2. Global mutable state spread across modules.
3. Broad `except Exception` blocks in critical paths reduce observability granularity.
4. Partial duplication of compatibility helpers and legacy aliases that make behavior contracts fuzzy over time.

## 8) Performance Bottlenecks
1. Blocking provider/database calls in async handlers.
2. Potential repeated external calls without shared cache layers for frequently requested market data.
3. Heavy prompt payloads/history concatenation per request without structured caching for system/tier scaffolding.

## 9) Production Readiness Scorecard
- Reliability: **7/10**
- Async safety: **5/10**
- Security posture: **7/10**
- Scalability: **6/10**
- Observability: **6/10**
- Agentic evolution readiness: **6/10**

**Overall:** **6.8/10**

## 10) Exact Refactor Suggestions (Incremental, Low-Risk)
1. Add `bot/providers/` abstraction layer:
- `market_provider.py`, `llm_provider.py`, `news_provider.py` interfaces.
- Keep existing modules as adapters first; no behavior changes.
2. Add async-safe DB access facade:
- Keep `database.py` API, but route handler calls through `asyncio.to_thread` wrapper initially.
3. Move process-local limits to DB/Redis-backed counters:
- rate limits, daily cap, and signal cooldowns should be cross-instance consistent.
4. Split scheduler by concern:
- `scheduler/signals.py`, `scheduler/rendering.py`, `scheduler/delivery.py`, `scheduler/jobs.py`.
5. Introduce task orchestration primitives:
- bounded semaphore per external provider,
- standardized timeout/retry policy,
- `asyncio.gather` for independent upstream calls.
6. Implement memory service boundary:
- `memory/store.py` (episodic), `memory/retrieval.py` (ranked recall), `memory/profile.py` (user preference/state).
7. Add structured event bus contracts:
- typed events for `market_signal_detected`, `narrative_shift`, `whale_activity`, `research_task_created`.

## 11) Proactive Workflow & Agentic Evolution Verdict
- **Supports proactive workflows today?** Partially yes (scheduled publishing + signal triggers).
- **Evolving toward agentic behavior?** Yes, but still early-stage.
- **Needed for true agentic platform:** durable planner/executor loop, tool registry abstraction, long-horizon memory, event-sourced intelligence graph, and multi-worker orchestration.
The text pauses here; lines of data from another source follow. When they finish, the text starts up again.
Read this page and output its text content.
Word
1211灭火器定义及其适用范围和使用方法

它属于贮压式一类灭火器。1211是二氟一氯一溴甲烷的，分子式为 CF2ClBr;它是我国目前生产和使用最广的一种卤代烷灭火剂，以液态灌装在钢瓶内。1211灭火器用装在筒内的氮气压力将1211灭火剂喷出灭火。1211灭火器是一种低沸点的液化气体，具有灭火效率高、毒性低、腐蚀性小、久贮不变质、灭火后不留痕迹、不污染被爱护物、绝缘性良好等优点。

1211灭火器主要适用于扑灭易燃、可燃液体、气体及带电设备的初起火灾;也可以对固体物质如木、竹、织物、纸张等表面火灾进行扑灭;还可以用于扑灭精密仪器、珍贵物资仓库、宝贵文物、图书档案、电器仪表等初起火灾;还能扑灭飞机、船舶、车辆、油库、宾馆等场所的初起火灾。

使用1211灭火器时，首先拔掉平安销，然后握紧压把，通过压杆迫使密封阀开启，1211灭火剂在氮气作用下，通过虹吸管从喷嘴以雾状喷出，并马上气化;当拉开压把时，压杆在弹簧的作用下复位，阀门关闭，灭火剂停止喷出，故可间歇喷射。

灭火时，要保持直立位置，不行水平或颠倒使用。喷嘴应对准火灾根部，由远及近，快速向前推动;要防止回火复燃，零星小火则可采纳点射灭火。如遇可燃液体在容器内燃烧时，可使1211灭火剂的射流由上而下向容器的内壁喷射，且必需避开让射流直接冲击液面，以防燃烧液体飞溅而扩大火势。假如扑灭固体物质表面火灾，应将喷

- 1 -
## 12) Multi-Agent Finance Platform Scalability
- Current folder layout is understandable but still single-runtime centric.
- To scale into multi-agent finance architecture, add top-level domains:
- `agents/` (planner, researcher, monitor, publisher)
- `events/` (schemas + bus)
- `providers/` (data/tool adapters)
- `memory/` (profiles, embeddings, episodic logs)
- `workflows/` (pipelines and policies)

This can be done incrementally while preserving current behavior.